One of my New Year’s resolutions is to take digital security and privacy more seriously. I can now check that one off the list as completed. Why the resolution in the first place? Where to begin…
I don’t think I’m all that different from the vast majority of people in the world and as such, I probably make most of the same mistakes. For instance, I have used the same password for four or five years straight now at all sorts of online websites and for all sorts of functions. If only one of those sites were ever compromised or even if only one of those sites’ administrators took advantage of the user credentials in their possession, I could be in a world of hurt. From bank accounts to brokerage accounts to retirement accounts, my financial life could be devastated.
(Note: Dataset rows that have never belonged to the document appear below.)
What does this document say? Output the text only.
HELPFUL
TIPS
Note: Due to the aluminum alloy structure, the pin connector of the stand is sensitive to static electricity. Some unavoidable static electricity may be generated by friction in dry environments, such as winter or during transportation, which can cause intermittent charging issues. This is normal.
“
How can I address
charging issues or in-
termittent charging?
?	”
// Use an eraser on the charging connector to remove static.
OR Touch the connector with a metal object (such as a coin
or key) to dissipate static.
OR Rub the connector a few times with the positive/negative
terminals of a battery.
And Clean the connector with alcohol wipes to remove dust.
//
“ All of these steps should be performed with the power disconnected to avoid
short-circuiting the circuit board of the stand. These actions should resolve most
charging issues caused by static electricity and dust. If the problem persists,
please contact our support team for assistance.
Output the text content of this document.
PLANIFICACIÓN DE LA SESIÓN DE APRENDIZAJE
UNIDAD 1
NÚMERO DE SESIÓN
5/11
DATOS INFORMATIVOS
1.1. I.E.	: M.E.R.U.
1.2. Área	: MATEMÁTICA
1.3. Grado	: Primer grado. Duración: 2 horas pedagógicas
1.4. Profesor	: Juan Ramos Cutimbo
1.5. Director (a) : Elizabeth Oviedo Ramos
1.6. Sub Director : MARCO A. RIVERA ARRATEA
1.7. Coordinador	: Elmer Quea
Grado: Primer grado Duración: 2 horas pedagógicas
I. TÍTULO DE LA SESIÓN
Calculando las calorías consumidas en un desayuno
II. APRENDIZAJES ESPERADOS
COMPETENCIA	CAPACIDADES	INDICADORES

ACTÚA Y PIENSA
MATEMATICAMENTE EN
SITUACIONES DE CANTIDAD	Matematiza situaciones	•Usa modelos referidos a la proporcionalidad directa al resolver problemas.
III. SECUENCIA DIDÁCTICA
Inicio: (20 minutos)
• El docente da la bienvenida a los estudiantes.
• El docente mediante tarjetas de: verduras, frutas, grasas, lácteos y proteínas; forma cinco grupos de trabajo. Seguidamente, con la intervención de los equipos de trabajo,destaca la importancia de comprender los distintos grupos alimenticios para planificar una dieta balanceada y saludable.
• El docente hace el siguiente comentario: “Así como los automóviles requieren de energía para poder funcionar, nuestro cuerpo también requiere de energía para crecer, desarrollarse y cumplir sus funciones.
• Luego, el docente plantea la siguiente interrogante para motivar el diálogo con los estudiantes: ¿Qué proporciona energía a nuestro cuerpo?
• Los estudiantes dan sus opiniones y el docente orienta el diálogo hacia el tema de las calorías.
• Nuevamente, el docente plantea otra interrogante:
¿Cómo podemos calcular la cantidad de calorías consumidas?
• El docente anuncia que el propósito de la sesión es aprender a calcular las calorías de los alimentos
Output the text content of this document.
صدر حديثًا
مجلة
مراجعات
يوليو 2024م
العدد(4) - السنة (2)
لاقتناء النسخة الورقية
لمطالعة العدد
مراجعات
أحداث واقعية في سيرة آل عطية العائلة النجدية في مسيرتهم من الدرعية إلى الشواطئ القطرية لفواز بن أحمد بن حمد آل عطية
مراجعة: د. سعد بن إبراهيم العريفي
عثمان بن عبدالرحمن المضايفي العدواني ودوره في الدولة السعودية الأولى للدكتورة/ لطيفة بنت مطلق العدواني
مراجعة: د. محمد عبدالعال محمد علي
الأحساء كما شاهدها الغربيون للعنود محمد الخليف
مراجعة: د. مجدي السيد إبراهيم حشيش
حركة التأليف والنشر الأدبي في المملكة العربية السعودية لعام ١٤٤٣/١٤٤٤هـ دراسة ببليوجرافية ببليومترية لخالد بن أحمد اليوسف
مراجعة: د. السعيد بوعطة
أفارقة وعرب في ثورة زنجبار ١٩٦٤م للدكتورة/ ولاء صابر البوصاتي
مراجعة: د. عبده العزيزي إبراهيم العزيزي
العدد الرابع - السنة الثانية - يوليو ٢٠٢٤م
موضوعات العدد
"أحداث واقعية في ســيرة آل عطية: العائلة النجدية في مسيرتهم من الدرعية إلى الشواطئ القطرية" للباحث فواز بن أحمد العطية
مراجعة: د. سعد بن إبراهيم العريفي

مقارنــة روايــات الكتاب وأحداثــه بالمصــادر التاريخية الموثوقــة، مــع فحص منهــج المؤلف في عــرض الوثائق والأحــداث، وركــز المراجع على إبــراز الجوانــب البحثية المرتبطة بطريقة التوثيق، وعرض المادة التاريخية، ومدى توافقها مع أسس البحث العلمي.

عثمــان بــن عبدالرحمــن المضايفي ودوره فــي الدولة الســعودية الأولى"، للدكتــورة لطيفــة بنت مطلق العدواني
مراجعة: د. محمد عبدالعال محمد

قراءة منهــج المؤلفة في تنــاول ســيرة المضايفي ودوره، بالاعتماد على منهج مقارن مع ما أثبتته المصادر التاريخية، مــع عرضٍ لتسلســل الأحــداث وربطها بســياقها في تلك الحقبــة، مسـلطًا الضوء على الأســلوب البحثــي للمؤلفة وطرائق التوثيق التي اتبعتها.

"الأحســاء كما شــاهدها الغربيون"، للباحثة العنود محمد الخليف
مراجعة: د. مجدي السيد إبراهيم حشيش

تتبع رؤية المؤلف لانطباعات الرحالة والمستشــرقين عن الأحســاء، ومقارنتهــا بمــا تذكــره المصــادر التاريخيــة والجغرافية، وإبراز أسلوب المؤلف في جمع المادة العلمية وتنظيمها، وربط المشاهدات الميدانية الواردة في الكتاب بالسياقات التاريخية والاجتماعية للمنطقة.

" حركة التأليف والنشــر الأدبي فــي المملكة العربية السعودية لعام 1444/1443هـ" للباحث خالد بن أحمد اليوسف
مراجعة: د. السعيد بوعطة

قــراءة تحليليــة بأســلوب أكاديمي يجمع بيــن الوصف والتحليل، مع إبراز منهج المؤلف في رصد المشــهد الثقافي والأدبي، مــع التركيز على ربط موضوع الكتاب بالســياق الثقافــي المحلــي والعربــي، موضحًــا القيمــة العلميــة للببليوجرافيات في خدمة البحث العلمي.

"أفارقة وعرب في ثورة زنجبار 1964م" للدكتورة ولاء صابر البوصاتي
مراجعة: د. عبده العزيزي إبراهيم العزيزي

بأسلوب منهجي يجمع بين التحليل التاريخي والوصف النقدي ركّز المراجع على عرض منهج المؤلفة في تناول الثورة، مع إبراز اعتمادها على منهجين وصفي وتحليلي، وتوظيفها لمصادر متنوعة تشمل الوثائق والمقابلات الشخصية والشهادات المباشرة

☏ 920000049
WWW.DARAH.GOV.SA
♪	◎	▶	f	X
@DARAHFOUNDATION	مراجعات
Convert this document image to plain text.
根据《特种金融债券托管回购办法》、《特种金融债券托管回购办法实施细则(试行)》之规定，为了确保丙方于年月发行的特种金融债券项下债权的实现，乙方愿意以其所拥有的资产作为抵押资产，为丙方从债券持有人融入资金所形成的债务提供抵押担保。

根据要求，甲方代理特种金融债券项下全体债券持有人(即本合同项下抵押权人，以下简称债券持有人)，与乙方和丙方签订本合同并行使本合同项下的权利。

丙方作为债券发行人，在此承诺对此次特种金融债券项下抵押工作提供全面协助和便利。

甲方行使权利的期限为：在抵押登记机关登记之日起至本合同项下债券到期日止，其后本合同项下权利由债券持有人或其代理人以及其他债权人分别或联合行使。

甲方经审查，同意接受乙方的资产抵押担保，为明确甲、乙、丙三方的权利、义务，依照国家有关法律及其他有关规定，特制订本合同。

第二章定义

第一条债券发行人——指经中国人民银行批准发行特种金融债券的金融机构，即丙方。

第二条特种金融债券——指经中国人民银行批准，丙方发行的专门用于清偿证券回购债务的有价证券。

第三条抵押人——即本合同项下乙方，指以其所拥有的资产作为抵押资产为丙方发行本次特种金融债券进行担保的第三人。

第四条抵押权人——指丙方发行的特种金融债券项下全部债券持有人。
I also keep a lot of financial and credential information in a text file on my various machines – one copy on my work laptop and another on the server on my home network. This file exists as a master record of most of my user names and passwords for financial sites, social security numbers, banking, routing, and credit card numbers, etc. I started it years ago to keep track of passwords and information in case I ever came down with the momentary symptoms of Alzheimer’s, but mostly it’s useful for when I want to purchase something online but don’t have my credit card handy. Just open the file and there’s my information. Anyone who has been on my home network or work laptop has had complete access to this – they just didn’t realize it.
Lastly, I’ve noticed some issues with the security on the home network over the past few years. Knowing that encrypting wireless network signals demand overhead bandwidth and thus lowers actual throughput, I opted to use only MAC address filtering: permitting only those computers I knew and trusted. Strange thing is, the Wii worked and could access the internet long before I added its MAC address and others have brought over laptops that have exhibited the same behavior. I can’t figure out why this happens with my router but in reading up on it, I learned that MAC spoofing is easy enough for a toddler to do these days so my network really isn’t secure at all. Most likely that’s why there are frequently several computers on my network for which I can’t account.
Combine all this together and you have the potential for a wardriving crook to drive by my home, jump on my wireless network, access the shared files on my server, grab all my financial information and passwords, then use that information to drain all of my accounts – all while using my freely available internet connection. Talk about rolling out the proverbial red carpet for the would be cyber criminal.
So this evening I did my homework and made some changes. I’ve adopted a new password and while I plan to use the new password at all of my current websites, at least it’s a different password than what dozens of forums and other one-time use websites have stored for me. Sure, I could adopt a unique, computer-generated password for each site I visit, but I’m not yet that paranoid. I’d like to be able to remember my password and not have to look them up for each site I visit frequently.
I also downloaded Steganos LockNote to replace my text file of important information. LockNote is a neat little self-contained program that acts as an encrypted (AES 256-bit), password-protected text file. Not only does the would be viewer need a password to access the file, the contents are encrypted with one of the highest cryptographic ciphers currently known. AES 256-bit is the only algorithm approved by the United States government (including the NSA) for use on Top Secret documents. My LockNote file is so secure, I could post it publicly on the internet and boast about it containing access to millions of dollars that are up for grabs. At the earliest, someone might crack it in 75 million years (but inflation will have effectively reduced the prize to $0 by that point). Needless to say, it’s secure.
Lastly, I tightened down the home network by removing MAC filtering and enabling WPA2. WPA2 is currently the highest grade security protocol that exists for wireless connections. Without my pre-shared key, access to the network could only be obtained through a brute force attack (in this case taking somewhere in the neighborhood of two million years). If I’m still in the neighborhood at that time, they can have access.